Join us on Tuesday 2 July 2013 to hear A/Prof Ann Turnley from University of Melbourne discuss what it will take to make endogeneous neural stem cells repair the nervous system.
Time: 4pm – 5pm (refreshments served following seminar)
Venue: Level 5 Seminar room, Melbourne Brain Centre, The University of Melbourne
ABSTRACT: What will it take to make endogenous adult neural stem cells repair the adult nervous system?

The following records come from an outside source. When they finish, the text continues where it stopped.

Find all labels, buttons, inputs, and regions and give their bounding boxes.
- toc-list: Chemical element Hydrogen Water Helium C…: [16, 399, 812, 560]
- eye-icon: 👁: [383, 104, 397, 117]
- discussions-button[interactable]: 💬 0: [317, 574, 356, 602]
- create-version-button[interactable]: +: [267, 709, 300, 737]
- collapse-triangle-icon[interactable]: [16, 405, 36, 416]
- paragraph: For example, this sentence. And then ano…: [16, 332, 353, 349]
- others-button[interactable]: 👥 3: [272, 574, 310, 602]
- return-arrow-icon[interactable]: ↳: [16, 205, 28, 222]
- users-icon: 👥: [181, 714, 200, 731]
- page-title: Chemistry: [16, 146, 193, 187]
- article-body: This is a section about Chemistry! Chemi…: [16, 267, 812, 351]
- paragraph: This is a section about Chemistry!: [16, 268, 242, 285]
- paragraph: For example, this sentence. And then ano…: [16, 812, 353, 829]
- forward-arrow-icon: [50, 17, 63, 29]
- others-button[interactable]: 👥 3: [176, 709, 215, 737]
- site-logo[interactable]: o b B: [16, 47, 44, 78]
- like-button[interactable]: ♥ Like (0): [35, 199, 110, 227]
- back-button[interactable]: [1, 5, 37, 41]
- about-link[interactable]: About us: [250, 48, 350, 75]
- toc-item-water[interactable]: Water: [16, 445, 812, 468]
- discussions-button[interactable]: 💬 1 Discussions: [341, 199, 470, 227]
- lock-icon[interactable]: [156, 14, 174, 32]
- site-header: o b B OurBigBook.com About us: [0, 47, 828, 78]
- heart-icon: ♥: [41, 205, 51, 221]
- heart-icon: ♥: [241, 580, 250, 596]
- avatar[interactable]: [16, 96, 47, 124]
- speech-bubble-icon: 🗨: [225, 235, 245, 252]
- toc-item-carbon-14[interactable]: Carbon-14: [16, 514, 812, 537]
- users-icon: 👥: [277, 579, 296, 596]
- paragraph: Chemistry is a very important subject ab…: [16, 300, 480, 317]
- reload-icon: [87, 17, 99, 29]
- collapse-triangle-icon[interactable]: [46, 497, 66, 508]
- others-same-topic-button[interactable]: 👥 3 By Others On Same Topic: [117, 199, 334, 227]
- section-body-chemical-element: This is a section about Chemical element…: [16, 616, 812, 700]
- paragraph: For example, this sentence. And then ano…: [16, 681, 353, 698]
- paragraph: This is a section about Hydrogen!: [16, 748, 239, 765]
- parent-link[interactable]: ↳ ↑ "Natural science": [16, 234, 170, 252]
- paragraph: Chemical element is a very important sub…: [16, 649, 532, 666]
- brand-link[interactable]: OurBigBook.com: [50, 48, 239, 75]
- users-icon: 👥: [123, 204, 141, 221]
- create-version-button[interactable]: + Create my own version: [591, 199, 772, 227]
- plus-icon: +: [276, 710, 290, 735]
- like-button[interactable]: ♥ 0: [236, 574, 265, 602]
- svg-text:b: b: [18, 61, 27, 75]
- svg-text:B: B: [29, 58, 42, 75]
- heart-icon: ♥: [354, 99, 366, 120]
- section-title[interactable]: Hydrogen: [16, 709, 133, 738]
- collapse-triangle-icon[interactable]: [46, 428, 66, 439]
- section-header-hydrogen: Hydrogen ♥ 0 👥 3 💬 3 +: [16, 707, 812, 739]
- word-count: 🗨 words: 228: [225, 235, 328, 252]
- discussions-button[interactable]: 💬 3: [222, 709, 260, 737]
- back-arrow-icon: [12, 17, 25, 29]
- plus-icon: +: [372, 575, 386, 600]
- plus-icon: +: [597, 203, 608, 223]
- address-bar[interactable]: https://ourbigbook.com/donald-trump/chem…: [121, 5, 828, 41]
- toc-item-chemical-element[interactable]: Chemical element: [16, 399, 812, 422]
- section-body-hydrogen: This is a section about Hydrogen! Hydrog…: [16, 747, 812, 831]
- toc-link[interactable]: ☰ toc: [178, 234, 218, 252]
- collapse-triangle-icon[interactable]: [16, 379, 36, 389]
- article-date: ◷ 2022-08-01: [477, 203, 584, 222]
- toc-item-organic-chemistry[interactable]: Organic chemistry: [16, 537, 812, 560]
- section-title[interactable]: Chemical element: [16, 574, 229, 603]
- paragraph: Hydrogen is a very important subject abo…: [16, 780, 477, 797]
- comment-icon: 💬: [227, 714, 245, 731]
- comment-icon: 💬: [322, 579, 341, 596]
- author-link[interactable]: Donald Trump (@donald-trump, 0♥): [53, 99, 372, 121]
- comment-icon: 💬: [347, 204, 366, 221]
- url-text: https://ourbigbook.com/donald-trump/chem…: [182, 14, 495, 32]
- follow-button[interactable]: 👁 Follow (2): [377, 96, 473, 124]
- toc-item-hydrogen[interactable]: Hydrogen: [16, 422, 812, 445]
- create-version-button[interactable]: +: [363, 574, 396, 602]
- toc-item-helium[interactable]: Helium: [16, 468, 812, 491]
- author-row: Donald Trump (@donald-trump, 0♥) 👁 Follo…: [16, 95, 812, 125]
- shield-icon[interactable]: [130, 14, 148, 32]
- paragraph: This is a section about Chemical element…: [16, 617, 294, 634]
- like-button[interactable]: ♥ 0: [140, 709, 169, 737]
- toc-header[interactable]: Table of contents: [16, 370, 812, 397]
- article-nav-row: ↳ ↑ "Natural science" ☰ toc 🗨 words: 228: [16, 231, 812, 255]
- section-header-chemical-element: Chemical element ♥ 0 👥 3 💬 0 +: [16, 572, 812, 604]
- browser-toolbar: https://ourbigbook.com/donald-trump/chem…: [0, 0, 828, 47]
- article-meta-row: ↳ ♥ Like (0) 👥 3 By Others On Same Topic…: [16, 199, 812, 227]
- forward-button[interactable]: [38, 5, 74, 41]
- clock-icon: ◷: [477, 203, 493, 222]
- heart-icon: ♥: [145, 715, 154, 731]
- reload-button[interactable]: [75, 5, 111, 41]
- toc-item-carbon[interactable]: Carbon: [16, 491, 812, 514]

It has been known for two decades that the adult brain contains niches of neural stem cells that normally produce new neurons in the subventricular zone of the lateral ventricles and the dentate gyrus of the hippocampus. Since their discovery a lot of effort has been spent, with limited success, to enhance the ability of these neural stem cells to promote repair after injury or disease of the nervous system. Not only does production of neural precursor cells need to be increased to generate sufficient numbers for repair, the precursor cells need to migrate to the site of damage, differentiate into the right sort of neuron or glial cell and, perhaps most importantly, survive and integrate appropriately into the local neural circuitry. Most newborn neurons that are produced die within 1 month of their generation and so do not contribute to regeneration. Factors that regulate each of these steps – proliferation, migration and differentiation will be discussed, with a focus on our current work aiming to promote survival and integration of newborn neurons following traumatic brain injury to improve functional outcome and neural repair.
BIO: Ann Turnley obtained a BSc(Hons) from the University of Melbourne and a PhD, based at the Walter and Eliza Hall Institute of Medical Research, where she combined interests in immunology and neuroscience to examine a transgenic model of dysmyelination. She then continued her interest in regulation of myelination as a Lucille P. Markey Postdoctoral Fellow at the Brookdale Center for Molecular Biology, The Mount Sinai School of Medicine, New York, U.S.A. She then returned as an ARC Postdoctoral Fellow and then Sir Colin and Lady MacKenzie Postdoctoral Fellow in the Development and Neurobiology Group at the WEHI, where she developed an interest in neural stem cells and regulation of neural regeneration. In 2001 she moved to the Centre for Neuroscience at the University of Melbourne, where she set up the Neural Regeneration Laboratory, to investigate processes that inhibit regeneration and may be targeted to promote neural repair, using a range of molecular, cellular and animal models. Her lab has a particular focus on regulation of neurite outgrowth/axonal regeneration and harnessing of endogenous adult neural stem cells to repair the CNS after damage.